Görsellik daha uçak inişe geçmeye başlamadan kendini hissettiriyor. Uçak aşağı doğru süzülürken sağ yanınızda devasa dağları görüyorsunuz. Sol tarafınıza baktığınızda ise Van Denizi alabildiğinize sizi büyülüyor.
Daha önceki gelişlerimden tecrübeliyim. Binmeden önce mümkünse sol taraf cam kenarı istedim ki denizi seyredebileyim.
Vanlılar Van Gölü’ne deniz demediğinizde bozulurlar. Hakları da yok değil hani. Deniz gibi göl mübarek.
Uçak yere inerken aynı heyecan bende. Nedense uçağa ne zaman binsem acayip dindar hissediyorum kendimi. İnsanın ayaklarının yerden kesilmesi başka. Yere değmesi ise bambaşka.
Aprona iner inmez arkama bakıyorum. Ön tarafta bekleyen kalabalık ANA’yı görmenin coşkusuyla kıpırdanmaya başlamış. ANA malum Başbakanın makam uçağı.
Hemen arkamızdan o da iniyor. Arkadaşlara “arkamızdan selektör yapan oymuş demek ki” diye takılıyorum.
Van da havaalanından şehir meydanına kadar coşku ve kalabalık hat safhada. Ne arabalar yollara sığıyor. Ne kaldırımlar insanları taşıyor. İşte diyorum. Doğu misafirperverliği.
Bir buçuk saat sürüyor miting meydanına gidişimiz. Meydan alabildiğine dolu. Açılan dev bir Türk Bayrağı var. Soruyorum 300 kilo kumaştan yapılmış, metresi aklımda kalmamış. Ama akşam stada getirdiklerinde tribünleri boydan boya dolandığını görebiliyorum bayrağın.
Başbakan miting meydanına geldiğinde güneş tam tepede. Ona rağmen meydan hınca hınç.
Ardından konuşmalar başlıyor. Sıra başbakana geldiğinde coşku hat safhada.
Tek tek icraatlar anlatılıyor. Bu sırada birisi Deniz Baykal ve Zeki Sezer birleşmesini kastederek “kırk çürük yumurta bir araya gelse bir sağlam yumurta etmez” diye bağırıveriyor.
Başbakanın hoşuna gitmiş olmalı ki, vatandaşın söylediğini tekrar ediyor. “Kırk çürük yumurta bir araya gelse bir sağlam yumurta etmez”
Basın mensuplarının bulunduğu yere doğru bir hamle yapıyorum.
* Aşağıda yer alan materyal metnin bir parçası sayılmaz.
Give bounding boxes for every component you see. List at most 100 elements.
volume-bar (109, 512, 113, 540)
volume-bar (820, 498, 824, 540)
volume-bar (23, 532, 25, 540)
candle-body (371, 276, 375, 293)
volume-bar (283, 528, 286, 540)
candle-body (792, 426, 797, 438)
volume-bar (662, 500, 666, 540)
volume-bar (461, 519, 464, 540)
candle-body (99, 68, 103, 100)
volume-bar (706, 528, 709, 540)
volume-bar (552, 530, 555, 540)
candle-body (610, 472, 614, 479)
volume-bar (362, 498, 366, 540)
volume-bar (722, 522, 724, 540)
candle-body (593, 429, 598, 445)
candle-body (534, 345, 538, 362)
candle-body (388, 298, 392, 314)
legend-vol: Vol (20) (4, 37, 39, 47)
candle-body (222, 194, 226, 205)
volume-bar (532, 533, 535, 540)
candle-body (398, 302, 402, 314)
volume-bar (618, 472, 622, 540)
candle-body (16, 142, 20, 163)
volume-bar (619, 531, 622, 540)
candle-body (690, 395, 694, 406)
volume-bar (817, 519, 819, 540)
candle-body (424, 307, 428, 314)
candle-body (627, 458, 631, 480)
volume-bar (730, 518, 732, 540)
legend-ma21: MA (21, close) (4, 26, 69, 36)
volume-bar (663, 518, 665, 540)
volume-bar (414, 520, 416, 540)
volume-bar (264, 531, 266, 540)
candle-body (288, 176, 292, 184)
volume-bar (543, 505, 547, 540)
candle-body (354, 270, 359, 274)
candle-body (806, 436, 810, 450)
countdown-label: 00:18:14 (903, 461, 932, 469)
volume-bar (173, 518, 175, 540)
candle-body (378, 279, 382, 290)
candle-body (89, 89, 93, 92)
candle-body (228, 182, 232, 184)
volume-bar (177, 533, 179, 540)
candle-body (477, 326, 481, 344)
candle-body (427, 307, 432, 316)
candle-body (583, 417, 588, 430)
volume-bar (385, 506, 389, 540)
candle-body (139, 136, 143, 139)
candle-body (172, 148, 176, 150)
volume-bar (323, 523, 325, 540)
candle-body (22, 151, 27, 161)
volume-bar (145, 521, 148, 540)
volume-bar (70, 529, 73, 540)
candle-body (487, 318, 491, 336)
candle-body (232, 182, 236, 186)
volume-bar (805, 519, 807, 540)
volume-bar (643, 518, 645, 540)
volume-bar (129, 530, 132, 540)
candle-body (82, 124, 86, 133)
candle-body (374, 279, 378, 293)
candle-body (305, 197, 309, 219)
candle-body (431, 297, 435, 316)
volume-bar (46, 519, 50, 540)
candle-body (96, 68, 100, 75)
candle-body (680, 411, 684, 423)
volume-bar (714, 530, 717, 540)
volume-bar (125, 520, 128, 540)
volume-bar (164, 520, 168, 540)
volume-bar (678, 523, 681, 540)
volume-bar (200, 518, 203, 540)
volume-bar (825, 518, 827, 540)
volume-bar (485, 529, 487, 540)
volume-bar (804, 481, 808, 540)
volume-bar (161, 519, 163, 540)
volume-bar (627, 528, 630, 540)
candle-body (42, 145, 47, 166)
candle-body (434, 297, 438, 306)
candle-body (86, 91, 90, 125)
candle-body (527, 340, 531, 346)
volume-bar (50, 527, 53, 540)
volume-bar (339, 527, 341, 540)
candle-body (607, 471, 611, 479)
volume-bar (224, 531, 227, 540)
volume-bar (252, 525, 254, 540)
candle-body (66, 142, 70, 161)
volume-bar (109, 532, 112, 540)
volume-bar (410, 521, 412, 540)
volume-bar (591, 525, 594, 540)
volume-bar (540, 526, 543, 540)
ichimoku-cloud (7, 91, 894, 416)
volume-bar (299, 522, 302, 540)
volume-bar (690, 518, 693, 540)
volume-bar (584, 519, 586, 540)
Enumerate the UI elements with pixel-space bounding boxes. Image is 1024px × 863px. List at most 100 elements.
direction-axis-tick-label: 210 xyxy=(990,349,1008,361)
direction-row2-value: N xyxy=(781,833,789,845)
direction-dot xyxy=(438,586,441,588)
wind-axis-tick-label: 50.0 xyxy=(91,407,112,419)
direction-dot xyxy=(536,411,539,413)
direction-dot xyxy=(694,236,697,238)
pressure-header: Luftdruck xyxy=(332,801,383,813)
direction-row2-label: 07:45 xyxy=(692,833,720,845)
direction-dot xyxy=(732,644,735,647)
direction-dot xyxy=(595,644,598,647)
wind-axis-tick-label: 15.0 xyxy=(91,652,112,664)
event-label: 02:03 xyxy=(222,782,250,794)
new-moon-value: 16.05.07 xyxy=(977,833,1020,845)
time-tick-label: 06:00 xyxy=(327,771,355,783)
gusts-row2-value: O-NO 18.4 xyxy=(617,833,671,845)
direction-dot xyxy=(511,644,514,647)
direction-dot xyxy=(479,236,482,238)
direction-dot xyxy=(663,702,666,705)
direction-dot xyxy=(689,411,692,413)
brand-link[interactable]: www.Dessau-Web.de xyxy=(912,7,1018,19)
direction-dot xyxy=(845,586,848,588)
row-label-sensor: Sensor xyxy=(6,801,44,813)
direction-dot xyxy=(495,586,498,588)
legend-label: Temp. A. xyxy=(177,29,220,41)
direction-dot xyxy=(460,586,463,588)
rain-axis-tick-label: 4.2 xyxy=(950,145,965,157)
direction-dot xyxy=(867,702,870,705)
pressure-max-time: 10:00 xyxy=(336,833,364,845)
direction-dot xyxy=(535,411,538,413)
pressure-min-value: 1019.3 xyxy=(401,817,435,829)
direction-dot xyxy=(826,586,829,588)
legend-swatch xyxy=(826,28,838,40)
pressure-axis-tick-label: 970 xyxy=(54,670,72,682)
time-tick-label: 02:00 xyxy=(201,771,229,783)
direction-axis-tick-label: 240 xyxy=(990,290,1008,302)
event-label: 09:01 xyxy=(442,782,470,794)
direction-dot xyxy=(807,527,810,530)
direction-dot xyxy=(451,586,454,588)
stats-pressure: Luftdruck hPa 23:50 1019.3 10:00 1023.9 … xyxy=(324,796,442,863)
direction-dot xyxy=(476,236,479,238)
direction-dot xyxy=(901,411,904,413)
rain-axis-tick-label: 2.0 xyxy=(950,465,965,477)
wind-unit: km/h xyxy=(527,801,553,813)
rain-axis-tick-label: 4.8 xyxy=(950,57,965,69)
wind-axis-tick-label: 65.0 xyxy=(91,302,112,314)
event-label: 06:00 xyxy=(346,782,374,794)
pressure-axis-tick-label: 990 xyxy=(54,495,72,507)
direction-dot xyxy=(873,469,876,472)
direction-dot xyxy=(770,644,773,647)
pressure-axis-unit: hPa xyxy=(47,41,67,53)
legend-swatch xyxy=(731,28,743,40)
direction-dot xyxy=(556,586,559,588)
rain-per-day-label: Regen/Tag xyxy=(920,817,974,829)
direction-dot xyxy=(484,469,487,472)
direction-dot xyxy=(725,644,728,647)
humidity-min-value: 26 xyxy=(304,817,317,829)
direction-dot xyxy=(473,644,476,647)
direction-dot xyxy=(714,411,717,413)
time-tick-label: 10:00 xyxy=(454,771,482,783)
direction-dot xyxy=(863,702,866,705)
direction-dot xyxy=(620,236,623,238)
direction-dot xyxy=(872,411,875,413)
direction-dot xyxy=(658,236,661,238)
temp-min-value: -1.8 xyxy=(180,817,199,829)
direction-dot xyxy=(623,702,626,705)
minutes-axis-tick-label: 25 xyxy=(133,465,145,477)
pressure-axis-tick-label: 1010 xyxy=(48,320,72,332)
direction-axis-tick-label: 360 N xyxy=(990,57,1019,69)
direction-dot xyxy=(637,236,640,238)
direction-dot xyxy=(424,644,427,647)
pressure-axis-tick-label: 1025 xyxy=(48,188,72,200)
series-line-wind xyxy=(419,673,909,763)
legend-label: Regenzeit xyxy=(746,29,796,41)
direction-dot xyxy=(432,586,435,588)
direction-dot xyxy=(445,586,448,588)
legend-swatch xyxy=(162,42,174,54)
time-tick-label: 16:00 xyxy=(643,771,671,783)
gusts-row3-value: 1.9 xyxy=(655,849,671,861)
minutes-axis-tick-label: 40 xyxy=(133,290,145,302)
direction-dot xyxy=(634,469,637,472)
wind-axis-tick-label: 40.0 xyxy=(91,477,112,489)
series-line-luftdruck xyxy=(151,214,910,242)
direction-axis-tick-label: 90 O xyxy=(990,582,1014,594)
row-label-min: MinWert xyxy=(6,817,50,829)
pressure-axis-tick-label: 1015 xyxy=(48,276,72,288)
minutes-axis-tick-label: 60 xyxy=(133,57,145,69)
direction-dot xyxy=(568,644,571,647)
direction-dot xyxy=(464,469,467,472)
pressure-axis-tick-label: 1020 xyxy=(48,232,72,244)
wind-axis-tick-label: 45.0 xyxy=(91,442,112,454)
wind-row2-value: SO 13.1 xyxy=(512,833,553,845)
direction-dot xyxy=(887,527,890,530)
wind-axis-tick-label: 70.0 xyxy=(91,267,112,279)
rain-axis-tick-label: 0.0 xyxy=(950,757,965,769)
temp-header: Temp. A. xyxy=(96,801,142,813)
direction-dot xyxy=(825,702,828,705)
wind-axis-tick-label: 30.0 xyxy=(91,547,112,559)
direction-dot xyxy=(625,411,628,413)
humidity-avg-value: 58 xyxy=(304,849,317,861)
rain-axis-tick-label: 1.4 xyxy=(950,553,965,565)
Bakalım telafuz edilen rakamlar ne. 80 ila 100 bin arası insanın meydanda toplandığı söyleniyor. Van için iyi bir miting rakamı.
Ardından şölen için stada geçiliyor. Tribünler tıklım tıkım. Sahanın içi de dolmuş. Kalabalık yine başbakanı sevindirecek diye geçiriyorum içimden. Nitekim öyle de oluyor. Başbakanın mimikleri atmosfer ve coşkuyu taktir eder nitelikte.
Edindiğim izlenim Van’dan çıkacak sonuç AK Partiyi hoşnut edecek nitelikte. Nitekim şehirdeki coşku bunu gösteriyor.
Günün yorgunluğunu Van’ın meşhur lezzet durağı Anzaf’ta atıyoruz. Anzaf ne diye merak ediyorum. Kale anlamına geliyor muş. Urartular zamanında kullanılan kaleler. Hüseyin Çelik’in yeğeni Fatih’in misafiri olarak yemekleri yedikten sonra müsaade istiyoruz. Zira yol uzun.
Hava kararıyor. Vakitlice Ağrı’ya hareket etmek lazım. Arabaya telefon ediyorum. Geliyor. Arkadaşlarla vedalaşıp Ağrı yollarını tutuyoruz. Maceranın bizi beklediğinden habersiz.